Why it matters: The accelerating closure of colleges represents a structural realignment of higher education, with profound consequences for regional economies, social mobility, and the diversity of educational models.
Context: This is part of a multi-year trend of small college closures, but the scale of the projected risk—over a quarter of private nonprofits—signals a systemic contraction, not just a thinning of outliers.

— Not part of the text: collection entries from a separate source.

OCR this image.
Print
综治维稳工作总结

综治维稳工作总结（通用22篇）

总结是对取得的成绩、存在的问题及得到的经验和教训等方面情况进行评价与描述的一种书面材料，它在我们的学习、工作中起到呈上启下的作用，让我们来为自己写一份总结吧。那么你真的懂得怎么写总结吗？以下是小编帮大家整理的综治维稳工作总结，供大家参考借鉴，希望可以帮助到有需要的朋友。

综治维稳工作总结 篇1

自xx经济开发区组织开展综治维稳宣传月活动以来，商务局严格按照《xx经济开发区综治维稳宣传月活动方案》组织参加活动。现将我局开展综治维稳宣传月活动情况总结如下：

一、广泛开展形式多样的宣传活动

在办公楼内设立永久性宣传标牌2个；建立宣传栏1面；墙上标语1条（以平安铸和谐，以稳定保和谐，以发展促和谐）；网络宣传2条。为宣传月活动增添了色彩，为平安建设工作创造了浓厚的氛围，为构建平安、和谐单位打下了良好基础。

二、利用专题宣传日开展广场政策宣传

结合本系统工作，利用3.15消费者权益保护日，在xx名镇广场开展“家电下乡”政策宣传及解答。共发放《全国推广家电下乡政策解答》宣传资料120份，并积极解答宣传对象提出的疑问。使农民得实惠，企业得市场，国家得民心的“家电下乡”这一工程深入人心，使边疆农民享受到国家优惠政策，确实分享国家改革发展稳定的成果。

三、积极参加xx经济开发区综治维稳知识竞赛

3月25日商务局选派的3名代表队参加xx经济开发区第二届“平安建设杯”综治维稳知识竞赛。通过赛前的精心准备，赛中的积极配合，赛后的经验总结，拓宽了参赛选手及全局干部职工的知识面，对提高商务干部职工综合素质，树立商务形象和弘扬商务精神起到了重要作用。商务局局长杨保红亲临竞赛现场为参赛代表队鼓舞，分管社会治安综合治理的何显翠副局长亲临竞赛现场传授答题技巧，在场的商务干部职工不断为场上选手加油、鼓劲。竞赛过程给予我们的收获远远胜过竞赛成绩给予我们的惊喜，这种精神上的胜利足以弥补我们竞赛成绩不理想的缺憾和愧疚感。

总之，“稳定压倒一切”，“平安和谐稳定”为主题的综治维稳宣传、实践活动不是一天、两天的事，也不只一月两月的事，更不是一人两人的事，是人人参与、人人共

"A new estimate projects that 442 of the nation’s 1,700 private, nonprofit four-year colleges and universities, with a combined 670,000 students, are at risk of closing or having to merge within the next 10 years." — HECHINGERREPORT
Commentary: The closure wave is a supply-demand correction decades in the making, but its acceleration now is a stress test for the entire sector’s financial model. The human and local community impacts, vividly shown at Sterling, will be replicated hundreds of times, hollowing out rural intellectual and economic infrastructure. The political framing of these closures as ‘woke’ failures obscures the demographic and financial inevitability, allowing a cultural war to distract from a looming policy crisis for regional stability and educational access.
Date: April 13, 2026
URL: https://hechingerreport.org/more-than-a-quarter-of-private-colleges-are-at-risk-of-closing-new-projection-shows
AI Sentiment Score: Negative (71%)
AI Credibility Score: 7.0/10 — Medium
Scores and text generated by AI analysis of the source article indicated.